Lucas se releva, satisfait, puis se rapprocha légèrement de Coline. Je fus le seul à remarquer le bref regard inquiet dont il la couvra pendant quelques instants, toutes les attentions étaient toujours concentrées sur moi. Mais j'interprétai cette attitude comme un avertissement. Lucas m'avait vite soigné, il devait me surveiller. Sa soudaine inquiétude envers Coline signifiait-elle que ma compagne risquait quelques chose de similaire ?

July, toujours tremblante à coté de moi, ne sembla pas être rassurée par mon sourire.

- Ça va Tyler ? Me demanda-t-elle doucement.

Je me relevai lentement, toute douleur passée, et je lui confirmai en essayant de paraître enjoué :

- Oui, ne t'en fais pas. 

Je lui pris la main et elle hésita un peu avant de m'aider à me relever. Vous seriez étonnés de voir quelle force possède une danseuse classique ; je fus très vite sur pied. Mes jambes flageolaient un peu mais regagnèrent vite leur force pour me soutenir. Je passai une main dans mes cheveux et déclarai pour tous les curieux qui s'étaient approchés :

- Ça va mieux merci. La fatigue sans doute...

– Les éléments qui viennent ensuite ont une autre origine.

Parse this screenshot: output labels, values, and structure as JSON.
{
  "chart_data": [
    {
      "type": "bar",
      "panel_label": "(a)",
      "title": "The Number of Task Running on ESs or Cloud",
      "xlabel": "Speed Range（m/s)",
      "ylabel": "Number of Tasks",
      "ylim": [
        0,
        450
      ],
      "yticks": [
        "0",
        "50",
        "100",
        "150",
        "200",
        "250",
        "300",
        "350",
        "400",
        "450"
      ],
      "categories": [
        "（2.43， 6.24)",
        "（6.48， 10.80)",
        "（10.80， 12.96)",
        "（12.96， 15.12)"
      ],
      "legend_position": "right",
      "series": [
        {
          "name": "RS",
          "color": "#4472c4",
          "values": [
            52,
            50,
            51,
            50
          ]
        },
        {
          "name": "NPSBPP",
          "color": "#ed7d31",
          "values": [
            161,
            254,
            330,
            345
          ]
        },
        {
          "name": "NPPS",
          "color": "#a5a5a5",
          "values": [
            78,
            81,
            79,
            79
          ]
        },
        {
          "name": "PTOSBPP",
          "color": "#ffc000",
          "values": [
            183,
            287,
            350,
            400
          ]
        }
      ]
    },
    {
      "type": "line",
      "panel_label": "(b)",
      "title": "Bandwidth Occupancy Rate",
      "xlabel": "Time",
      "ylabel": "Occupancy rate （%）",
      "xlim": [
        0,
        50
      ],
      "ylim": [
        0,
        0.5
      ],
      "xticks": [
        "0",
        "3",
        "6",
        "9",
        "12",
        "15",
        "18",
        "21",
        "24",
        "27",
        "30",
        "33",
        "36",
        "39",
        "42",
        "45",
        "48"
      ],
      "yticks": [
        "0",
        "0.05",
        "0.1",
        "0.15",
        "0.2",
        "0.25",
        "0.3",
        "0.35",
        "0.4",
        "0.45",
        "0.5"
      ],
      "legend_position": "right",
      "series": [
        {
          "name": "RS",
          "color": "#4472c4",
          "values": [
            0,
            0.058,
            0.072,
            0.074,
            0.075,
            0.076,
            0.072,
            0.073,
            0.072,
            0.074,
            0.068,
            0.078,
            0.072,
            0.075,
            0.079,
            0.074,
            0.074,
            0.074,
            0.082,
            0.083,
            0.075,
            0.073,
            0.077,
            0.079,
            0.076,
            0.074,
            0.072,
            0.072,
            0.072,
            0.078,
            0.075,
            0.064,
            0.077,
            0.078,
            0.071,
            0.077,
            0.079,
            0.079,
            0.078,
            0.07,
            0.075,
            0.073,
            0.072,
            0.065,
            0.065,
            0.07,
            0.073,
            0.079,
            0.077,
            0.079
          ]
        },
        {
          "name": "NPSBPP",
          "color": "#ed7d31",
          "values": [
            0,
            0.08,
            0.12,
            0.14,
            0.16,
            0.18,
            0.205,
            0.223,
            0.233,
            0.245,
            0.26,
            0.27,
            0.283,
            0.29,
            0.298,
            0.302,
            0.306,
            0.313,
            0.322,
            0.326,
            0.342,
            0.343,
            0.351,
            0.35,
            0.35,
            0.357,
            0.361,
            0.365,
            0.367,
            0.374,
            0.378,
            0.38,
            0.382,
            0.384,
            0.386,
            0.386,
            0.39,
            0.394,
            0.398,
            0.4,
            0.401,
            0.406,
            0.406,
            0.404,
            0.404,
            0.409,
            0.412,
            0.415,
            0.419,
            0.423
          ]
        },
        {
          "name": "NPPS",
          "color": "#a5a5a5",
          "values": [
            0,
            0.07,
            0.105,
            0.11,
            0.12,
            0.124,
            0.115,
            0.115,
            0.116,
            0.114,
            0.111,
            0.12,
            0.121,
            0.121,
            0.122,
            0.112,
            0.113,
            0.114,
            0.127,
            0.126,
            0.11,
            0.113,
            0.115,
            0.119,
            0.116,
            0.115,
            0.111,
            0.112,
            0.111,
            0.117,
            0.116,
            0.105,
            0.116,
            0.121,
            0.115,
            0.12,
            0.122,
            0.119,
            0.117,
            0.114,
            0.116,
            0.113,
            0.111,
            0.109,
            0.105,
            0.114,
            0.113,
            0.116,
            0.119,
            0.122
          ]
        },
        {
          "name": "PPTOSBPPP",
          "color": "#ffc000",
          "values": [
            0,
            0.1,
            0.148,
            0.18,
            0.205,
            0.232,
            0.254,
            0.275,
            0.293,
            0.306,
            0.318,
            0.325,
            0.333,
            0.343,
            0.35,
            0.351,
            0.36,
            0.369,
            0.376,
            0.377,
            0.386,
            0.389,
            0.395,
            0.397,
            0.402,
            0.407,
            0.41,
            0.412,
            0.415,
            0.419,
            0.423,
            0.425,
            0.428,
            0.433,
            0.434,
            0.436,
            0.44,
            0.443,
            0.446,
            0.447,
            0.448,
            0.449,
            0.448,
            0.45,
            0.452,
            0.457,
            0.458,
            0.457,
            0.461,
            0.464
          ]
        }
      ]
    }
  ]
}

La plupart parurent satisfaits et s'éloignèrent. July aussi se contenta de cette excuse et ma lâcha la main. Coline haussa les épaules, pas dupe, et Mathieu détourna la regard. Lucas, lui, souriait légèrement. Il me fit un signe de tête et je lui signai un "merci" silencieux, reconnaissant.

Il savait comme moi que c'était loin d'un simple coup de fatigue. Non, ce n'était pas normal. J'essayais de retracer ma journée, cherchant un élément déclencheur. Entre l'air de la ville, une possible allergie à un des produits inconnus dont on m'avait aspergé toute la journée, une indigestion dû aux repas ou une bouffée de stresse amplifiée par l'alcool, il pouvait y avoir de nombreux motifs à cette brusque réaction. Mais rien ne m'apparaissait comme évident, et je ne comprenais pas comment Lucas avait pu mettre fin à cette crise d'un simple contacte.

Je le regardai, certain qu'il savait ce que j'ignorais. Coline s'approcha de lui, lui fit un grand sourire et lui parla. Je voulais lui souffler de faire attention, ce garçon m'inquiétait déjà. Mais elle ne me remarqua pas, et il ne me vînt pas à l'idée qu'elle puisse elle aussi chercher à soutirer des informations à cet étrange Cevalois.

Ah ça oui, toi aussi tu étais très calculatrice Coline...

Mais on la coupa dans sa conversation. Un jeune garçon habillé de jaune s'avança vers elle et l'apostropha soudainement :

- Coline Turner, c'est vous ?

Surprise, elle acquiesça et le garçon s'avança encore. Il lui semblait l'avoir déjà vu, mais elle ne parvenait pas à mettre un nom sur qui il lui rappelait. Toujours est-il qu'il s'arrêta juste devant elle, lui pris la main, et lui donna une petite boule de mouchoirs. 

- Ce qui est à moi vous appartient, annonça-t-il gravement. Bonne chance.

Sans rien rajouter, il se détourna et se dirigea vers la sortie. Il passa devant moi et je lus sur son visage une résignation qui ne correspondait pas à son jeune âge.

Tout ça parce qu'il savait. Le pauvre, je ne sais pas exactement jusqu'où s'étendait sa connaissance mais il en savait assez. Oui, il se savait déjà condamné. Aucun sourire n'éclairerait plus son visage enfantin : il allait mourir. Et il s'y était déjà résigné.